To further explore the mechanism of etanercept (ENT, rhTNFR:Fc) and methotrexate (MTX) in the combined treatment of rheumatoid arthritis (RA), we investigated whether thymic and splenic T-cell subsets and their related cytokines imbalance could be restored by ETN/MTX treatment. The effect of ETN/MTX on collagen-induced arthritis (CIA) was evaluated by arthritis scores, joint and spleen histopathology, as well as indices of thymus and spleen. T lymphocytes proliferation was determined by [H-3]-TdR incorporation. Levels of TNF-alpha, LT-alpha, IL-1 beta, RANKL, IL-10, IL-17, IFN-gamma and IL-6 were detected by enzyme linked immunosorbent assay.

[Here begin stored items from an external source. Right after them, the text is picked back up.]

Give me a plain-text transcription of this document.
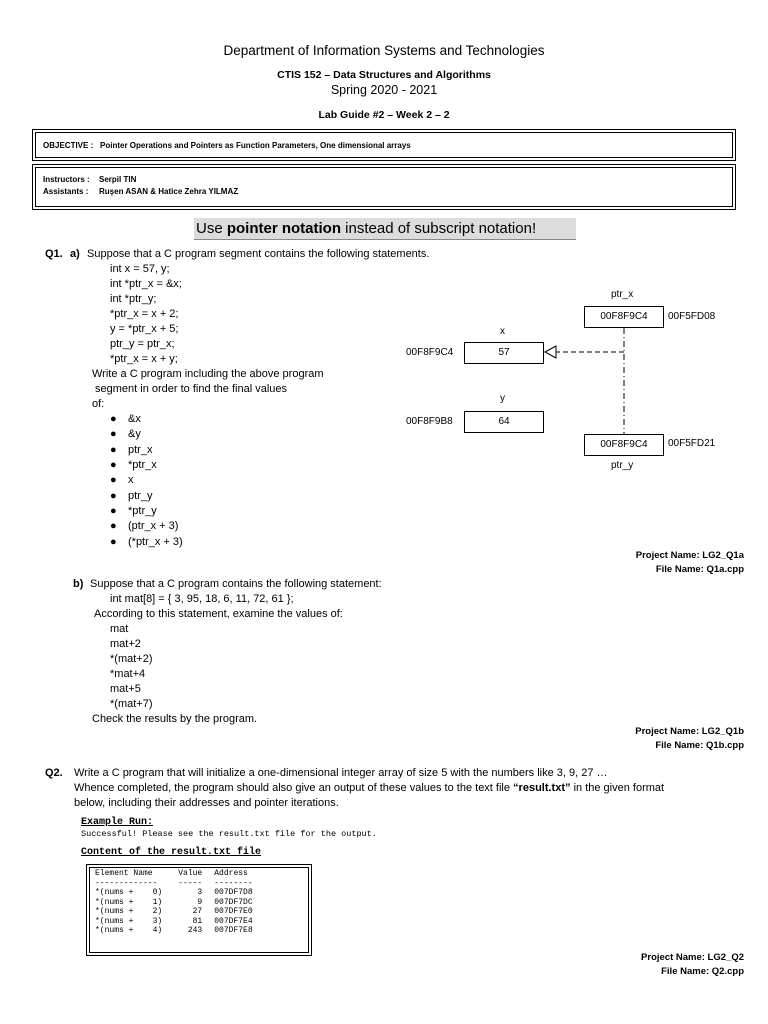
Department of Information Systems and Technologies
CTIS 152 – Data Structures and Algorithms
Spring 2020 - 2021
Lab Guide #2 – Week 2 – 2
OBJECTIVE : Pointer Operations and Pointers as Function Parameters, One dimensional arrays
Instructors : Serpil TIN
Assistants : Ruşen ASAN & Hatice Zehra YILMAZ
Use pointer notation instead of subscript notation!
Q1. a) Suppose that a C program segment contains the following statements.
int x = 57, y;
int *ptr_x = &x;
int *ptr_y;
*ptr_x = x + 2;
y = *ptr_x + 5;
ptr_y = ptr_x;
*ptr_x = x + y;
Write a C program including the above program
segment in order to find the final values
of:
● &x
● &y
● ptr_x
● *ptr_x
● x
● ptr_y
● *ptr_y
● (ptr_x + 3)
● (*ptr_x + 3)
ptr_x
00F8F9C4	00F5FD08
x
00F8F9C4	57
y
00F8F9B8	64
00F8F9C4	00F5FD21
ptr_y
Project Name: LG2_Q1a
File Name: Q1a.cpp
b) Suppose that a C program contains the following statement:
int mat[8] = { 3, 95, 18, 6, 11, 72, 61 };
According to this statement, examine the values of:
mat
mat+2
*(mat+2)
*mat+4
mat+5
*(mat+7)
Check the results by the program.
Project Name: LG2_Q1b
File Name: Q1b.cpp
Q2. Write a C program that will initialize a one-dimensional integer array of size 5 with the numbers like 3, 9, 27 …
Whence completed, the program should also give an output of these values to the text file “result.txt” in the given format
below, including their addresses and pointer iterations.
Example Run:
Successful! Please see the result.txt file for the output.
Content of the result.txt file
Element Name	Value	Address
-------------	-----	--------
*(nums +    0)	3	007DF7D8
*(nums +    1)	9	007DF7DC
*(nums +    2)	27	007DF7E0
*(nums +    3)	81	007DF7E4
*(nums +    4)	243	007DF7E8
Project Name: LG2_Q2
File Name: Q2.cpp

The subsets of T lymphocytes including CD4(+), CD8(+), CD3(+)CD4(+), CD4(+)CD25(+), CD4(+)CD62L(+) and CD4(+)CD25(+)Foxp3(+) cells were quantified using flow cytometry. Combined administration of ETN/MTX significantly inhibited the proliferation of T lymphocytes, decreased serum IL-6, TNF-alpha, IL-1 beta, RANKL and macrophage supernatant IL-17, LT-alpha, increased serum IFN-gamma and macrophage supernatant IL-10. Moreover, the combined administration could restore CD4(+)/CD8(+) ratio and Treg cells of CIA thymus and spleen. Taken together, our findings suggest that ENT/MTX may modify the abnormal T lymphocytes balance from central to peripheral lymphoid organs, which may partially, explained the mechanism of the combined administration.